Oh, there's the prospect of nestling like Lazarus in the bosom of Abraham, I suppose, but that doesn't, to be frank, hold much appeal for me. And "though worms destroy this body, yet in my flesh shall I see God" is OK as far as it goes but its immediate implications are not very consistent with other austere indications of what awaits us. Far more in keeping with the general tenor of the little glimpses we are afforded is the staggeringly beautiful but still entirely conjectural description in John Donne's famous sermon (quite inappositely used by Vikram Seth as the epigraph to "An Equal Music," but oh well, why not): "And into that gate they shall enter, and in that house they shall dwell, where there shall be no Cloud nor Sun, no darkenesse nor dazzling, but one equall light, no noyse nor silence, but one equall musick, no fears nor hopes, but one equal possession, no foes nor friends, but one equall communion and Identity, no ends nor beginnings, but one equall eternity."

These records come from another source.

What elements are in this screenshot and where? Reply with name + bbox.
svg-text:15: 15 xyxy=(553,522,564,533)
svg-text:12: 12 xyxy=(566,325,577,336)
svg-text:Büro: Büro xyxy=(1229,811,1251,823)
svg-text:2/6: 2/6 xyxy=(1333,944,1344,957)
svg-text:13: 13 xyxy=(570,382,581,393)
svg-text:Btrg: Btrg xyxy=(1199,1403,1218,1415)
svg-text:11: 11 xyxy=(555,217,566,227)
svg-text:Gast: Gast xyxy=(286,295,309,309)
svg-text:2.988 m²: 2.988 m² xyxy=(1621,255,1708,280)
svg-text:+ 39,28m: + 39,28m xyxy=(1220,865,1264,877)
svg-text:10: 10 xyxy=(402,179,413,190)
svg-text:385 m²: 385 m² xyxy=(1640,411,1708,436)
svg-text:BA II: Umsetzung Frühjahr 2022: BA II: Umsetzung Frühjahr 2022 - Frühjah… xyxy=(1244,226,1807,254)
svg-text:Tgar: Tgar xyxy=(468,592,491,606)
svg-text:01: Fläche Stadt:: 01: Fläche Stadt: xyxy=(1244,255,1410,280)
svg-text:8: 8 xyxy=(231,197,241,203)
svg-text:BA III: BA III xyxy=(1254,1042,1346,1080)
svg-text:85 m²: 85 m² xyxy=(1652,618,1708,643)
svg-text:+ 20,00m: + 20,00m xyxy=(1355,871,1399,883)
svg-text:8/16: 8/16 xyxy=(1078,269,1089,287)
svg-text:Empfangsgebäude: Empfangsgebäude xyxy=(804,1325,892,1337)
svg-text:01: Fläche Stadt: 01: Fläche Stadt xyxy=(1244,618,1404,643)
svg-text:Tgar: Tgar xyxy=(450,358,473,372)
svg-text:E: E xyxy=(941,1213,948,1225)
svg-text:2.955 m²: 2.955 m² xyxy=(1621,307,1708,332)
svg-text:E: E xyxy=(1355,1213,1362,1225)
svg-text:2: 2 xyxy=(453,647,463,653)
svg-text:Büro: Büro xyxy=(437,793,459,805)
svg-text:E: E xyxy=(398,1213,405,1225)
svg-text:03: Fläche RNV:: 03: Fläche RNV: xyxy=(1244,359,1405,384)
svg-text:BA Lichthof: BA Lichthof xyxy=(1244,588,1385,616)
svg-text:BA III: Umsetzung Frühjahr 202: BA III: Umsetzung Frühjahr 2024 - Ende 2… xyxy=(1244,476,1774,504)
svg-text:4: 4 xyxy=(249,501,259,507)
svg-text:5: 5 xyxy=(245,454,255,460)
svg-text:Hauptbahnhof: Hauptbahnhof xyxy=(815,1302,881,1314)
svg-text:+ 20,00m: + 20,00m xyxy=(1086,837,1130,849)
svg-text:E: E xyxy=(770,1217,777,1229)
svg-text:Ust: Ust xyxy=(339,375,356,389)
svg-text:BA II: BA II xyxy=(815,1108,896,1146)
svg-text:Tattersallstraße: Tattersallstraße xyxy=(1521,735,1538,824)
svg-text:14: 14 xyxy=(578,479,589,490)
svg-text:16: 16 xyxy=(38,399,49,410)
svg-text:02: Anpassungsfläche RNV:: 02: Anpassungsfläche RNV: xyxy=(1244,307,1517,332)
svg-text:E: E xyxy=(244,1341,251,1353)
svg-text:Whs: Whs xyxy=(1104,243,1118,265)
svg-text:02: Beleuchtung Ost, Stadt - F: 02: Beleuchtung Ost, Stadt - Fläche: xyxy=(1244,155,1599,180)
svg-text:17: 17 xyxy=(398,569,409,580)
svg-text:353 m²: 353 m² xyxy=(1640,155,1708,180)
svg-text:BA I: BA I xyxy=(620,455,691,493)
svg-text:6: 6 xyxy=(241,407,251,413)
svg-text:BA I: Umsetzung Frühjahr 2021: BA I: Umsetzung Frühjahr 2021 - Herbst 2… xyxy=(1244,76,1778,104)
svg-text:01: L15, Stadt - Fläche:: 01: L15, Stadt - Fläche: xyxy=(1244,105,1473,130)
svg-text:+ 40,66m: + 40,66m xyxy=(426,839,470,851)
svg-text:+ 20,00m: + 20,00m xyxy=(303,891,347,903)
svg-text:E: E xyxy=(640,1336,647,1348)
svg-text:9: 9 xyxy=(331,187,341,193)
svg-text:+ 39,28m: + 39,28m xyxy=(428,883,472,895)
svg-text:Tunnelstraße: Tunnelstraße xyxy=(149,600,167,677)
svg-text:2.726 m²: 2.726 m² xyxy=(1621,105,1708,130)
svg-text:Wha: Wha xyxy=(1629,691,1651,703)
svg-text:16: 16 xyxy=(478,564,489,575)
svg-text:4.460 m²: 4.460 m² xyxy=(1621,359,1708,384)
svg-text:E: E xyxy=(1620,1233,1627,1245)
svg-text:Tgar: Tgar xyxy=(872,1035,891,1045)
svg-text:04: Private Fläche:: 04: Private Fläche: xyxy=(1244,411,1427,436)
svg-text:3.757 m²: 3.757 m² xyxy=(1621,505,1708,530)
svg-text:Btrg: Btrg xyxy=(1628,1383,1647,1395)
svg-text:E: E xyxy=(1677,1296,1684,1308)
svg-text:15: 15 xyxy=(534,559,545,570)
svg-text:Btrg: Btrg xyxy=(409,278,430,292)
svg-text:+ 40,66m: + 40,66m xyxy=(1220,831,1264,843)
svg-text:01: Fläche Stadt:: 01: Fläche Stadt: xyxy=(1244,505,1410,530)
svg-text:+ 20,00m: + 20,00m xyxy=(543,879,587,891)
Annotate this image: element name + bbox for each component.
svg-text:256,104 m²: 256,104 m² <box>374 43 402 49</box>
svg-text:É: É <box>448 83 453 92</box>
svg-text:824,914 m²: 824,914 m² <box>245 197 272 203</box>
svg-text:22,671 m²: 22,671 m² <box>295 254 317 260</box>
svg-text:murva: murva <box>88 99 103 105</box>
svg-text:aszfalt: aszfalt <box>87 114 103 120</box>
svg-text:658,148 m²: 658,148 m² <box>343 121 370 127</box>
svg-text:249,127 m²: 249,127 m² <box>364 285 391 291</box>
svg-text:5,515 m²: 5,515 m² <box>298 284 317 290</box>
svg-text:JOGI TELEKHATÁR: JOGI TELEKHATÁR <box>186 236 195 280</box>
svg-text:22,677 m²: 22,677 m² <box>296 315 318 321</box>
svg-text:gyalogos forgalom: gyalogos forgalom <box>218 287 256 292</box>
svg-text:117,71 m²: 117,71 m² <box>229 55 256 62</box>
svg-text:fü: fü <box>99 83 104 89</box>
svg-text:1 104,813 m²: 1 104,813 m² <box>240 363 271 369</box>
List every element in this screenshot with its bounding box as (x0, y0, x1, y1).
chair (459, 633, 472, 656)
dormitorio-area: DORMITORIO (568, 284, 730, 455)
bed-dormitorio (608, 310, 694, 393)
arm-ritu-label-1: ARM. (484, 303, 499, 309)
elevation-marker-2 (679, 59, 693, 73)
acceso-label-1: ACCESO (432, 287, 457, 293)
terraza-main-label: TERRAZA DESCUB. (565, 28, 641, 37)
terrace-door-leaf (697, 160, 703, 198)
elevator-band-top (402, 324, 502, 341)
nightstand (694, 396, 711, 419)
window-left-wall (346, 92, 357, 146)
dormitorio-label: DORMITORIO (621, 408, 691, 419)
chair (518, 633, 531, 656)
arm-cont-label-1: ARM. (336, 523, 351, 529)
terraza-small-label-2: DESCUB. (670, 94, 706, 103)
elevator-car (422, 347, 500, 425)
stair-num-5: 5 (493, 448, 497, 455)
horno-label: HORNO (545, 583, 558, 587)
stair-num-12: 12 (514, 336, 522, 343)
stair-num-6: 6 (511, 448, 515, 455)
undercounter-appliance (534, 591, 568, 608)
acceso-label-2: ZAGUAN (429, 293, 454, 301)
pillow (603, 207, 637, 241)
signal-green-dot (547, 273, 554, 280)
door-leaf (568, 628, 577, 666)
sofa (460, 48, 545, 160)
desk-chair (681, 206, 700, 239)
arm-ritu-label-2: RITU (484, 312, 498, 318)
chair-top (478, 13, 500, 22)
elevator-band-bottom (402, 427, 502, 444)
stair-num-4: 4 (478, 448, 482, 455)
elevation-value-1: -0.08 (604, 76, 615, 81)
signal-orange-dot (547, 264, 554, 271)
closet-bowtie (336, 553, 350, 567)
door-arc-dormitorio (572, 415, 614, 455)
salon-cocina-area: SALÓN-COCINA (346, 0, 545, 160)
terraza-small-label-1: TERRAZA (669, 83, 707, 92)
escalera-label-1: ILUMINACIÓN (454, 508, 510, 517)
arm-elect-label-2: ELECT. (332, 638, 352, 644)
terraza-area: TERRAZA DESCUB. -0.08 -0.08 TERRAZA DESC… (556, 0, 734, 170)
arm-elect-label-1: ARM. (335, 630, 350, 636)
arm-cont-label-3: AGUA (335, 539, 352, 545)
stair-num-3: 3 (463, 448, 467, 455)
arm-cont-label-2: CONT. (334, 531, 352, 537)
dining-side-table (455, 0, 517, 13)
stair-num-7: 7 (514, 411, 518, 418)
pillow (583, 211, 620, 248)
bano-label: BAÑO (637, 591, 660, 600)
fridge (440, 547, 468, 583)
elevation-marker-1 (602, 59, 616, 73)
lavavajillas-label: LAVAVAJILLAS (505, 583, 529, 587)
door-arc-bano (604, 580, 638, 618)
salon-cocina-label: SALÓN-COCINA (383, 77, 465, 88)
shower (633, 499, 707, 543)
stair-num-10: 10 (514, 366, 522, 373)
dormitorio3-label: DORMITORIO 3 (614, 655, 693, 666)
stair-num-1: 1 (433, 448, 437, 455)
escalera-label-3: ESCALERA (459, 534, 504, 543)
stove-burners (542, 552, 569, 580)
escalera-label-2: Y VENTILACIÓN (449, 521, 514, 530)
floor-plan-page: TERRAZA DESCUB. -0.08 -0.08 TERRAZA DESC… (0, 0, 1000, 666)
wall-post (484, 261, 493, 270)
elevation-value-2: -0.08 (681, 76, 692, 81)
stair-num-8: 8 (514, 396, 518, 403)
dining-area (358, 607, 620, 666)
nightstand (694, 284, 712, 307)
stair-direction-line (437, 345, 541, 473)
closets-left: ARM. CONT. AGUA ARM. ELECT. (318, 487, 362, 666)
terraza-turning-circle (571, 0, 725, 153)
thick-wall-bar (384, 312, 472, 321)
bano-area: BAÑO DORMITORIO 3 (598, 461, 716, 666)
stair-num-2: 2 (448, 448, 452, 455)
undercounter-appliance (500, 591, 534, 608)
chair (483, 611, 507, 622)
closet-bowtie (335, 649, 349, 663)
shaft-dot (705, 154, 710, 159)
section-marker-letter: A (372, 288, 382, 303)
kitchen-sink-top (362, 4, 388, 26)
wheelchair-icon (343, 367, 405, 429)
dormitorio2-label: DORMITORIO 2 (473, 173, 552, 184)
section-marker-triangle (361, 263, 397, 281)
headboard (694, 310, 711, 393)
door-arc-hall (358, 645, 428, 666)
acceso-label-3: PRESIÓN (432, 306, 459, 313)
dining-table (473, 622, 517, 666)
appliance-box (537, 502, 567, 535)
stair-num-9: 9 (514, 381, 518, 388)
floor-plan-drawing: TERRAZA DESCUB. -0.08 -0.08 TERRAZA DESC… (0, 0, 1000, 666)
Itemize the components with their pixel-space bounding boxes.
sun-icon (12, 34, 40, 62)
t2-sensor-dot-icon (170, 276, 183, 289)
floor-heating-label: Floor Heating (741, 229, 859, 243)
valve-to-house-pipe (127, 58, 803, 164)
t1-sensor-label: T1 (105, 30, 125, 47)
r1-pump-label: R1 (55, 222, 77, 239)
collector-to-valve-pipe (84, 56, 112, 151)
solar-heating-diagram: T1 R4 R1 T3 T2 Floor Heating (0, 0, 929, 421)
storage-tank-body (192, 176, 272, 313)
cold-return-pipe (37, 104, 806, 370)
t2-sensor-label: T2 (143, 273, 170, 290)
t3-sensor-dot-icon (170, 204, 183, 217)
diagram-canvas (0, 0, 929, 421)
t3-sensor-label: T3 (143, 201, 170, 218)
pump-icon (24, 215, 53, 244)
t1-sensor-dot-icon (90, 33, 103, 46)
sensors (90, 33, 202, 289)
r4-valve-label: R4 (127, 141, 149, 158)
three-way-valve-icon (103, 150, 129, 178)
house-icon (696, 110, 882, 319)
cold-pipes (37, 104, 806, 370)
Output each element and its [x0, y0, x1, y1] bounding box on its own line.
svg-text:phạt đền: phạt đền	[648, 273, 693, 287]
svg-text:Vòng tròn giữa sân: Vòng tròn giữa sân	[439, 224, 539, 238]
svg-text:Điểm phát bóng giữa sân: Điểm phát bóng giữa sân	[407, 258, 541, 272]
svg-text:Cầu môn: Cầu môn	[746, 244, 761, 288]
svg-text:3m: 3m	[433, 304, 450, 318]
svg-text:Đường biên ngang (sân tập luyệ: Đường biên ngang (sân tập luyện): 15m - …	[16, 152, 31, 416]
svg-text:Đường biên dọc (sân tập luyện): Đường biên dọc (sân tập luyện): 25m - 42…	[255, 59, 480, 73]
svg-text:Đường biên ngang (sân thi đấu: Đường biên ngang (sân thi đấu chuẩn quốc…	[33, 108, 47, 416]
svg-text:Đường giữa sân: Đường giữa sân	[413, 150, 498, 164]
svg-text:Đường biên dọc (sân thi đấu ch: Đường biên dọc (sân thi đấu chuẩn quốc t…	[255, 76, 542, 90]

(Don't ever use that as a non-scriptural lection at a funeral, unless it's for a perfect stranger, if you want to retain your composure.)

And it's far from being something that only vulgarity-eschewing Western Christians are prepared to settle for; one might have thought that impoverished Melanesians, whose earthly life is pretty devoid of splendour, might well go for the suggestions in the artwork of Hallmark cards, not to speak of Renaissance churches, as to what's going to be there When the Roll Is Called Up Yonder. But no, to my considerable surprise, their very favourite and most lustily hollered funeral hymn is the wholly a-sensual "It is well with my soul" (one I have not heard elsewhere, indeed, as I am quite sure is also your case, so I provide its text, but don't order it up for my own defunctive orgies if you have any hand in them, thank you):

When peace, like a river, attendeth my way,
When sorrows like sea billows roll;
Whatever my lot, Thou has taught me to say,
It is well, it is well, with my soul.


It is well, with my soul,
It is well, with my soul,
It is well, it is well, with my soul.

Though Satan should buffet, though trials should come,
Let this blest assurance control,
That Christ has regarded my helpless estate,
And hath shed His own blood for my soul.


For me, be it Christ, be it Christ hence to live:
If Jordan above me shall roll,
No pang shall be mine, for in death as in life
Thou wilt whisper Thy peace to my soul.


But, Lord, ‘tis for Thee, for Thy coming we wait,
The sky, not the grave, is our goal;
Oh trump of the angel! Oh voice of the Lord!
Blessèd hope, blessèd rest of my soul!


And Lord, haste the day when my faith shall be sight,
The clouds be rolled back as a scroll;
The trump shall resound, and the Lord shall descend,
Even so, it is well with my soul.

Fr. Gaurav Shroff said...

Oh I think we agree. And really, the whole point of Lewis' essay is most certainly not that we while our hours wondering on the joys of heaven. Just that these joys and the joys of this world are related. And we have this inbuilt desire for this joy, the joy that only the Lord can fulfill.

It would be quite an honor to have a part in your, as you so delightfully put it, defunctive orgies. Not anytime soon!, I hasten to add!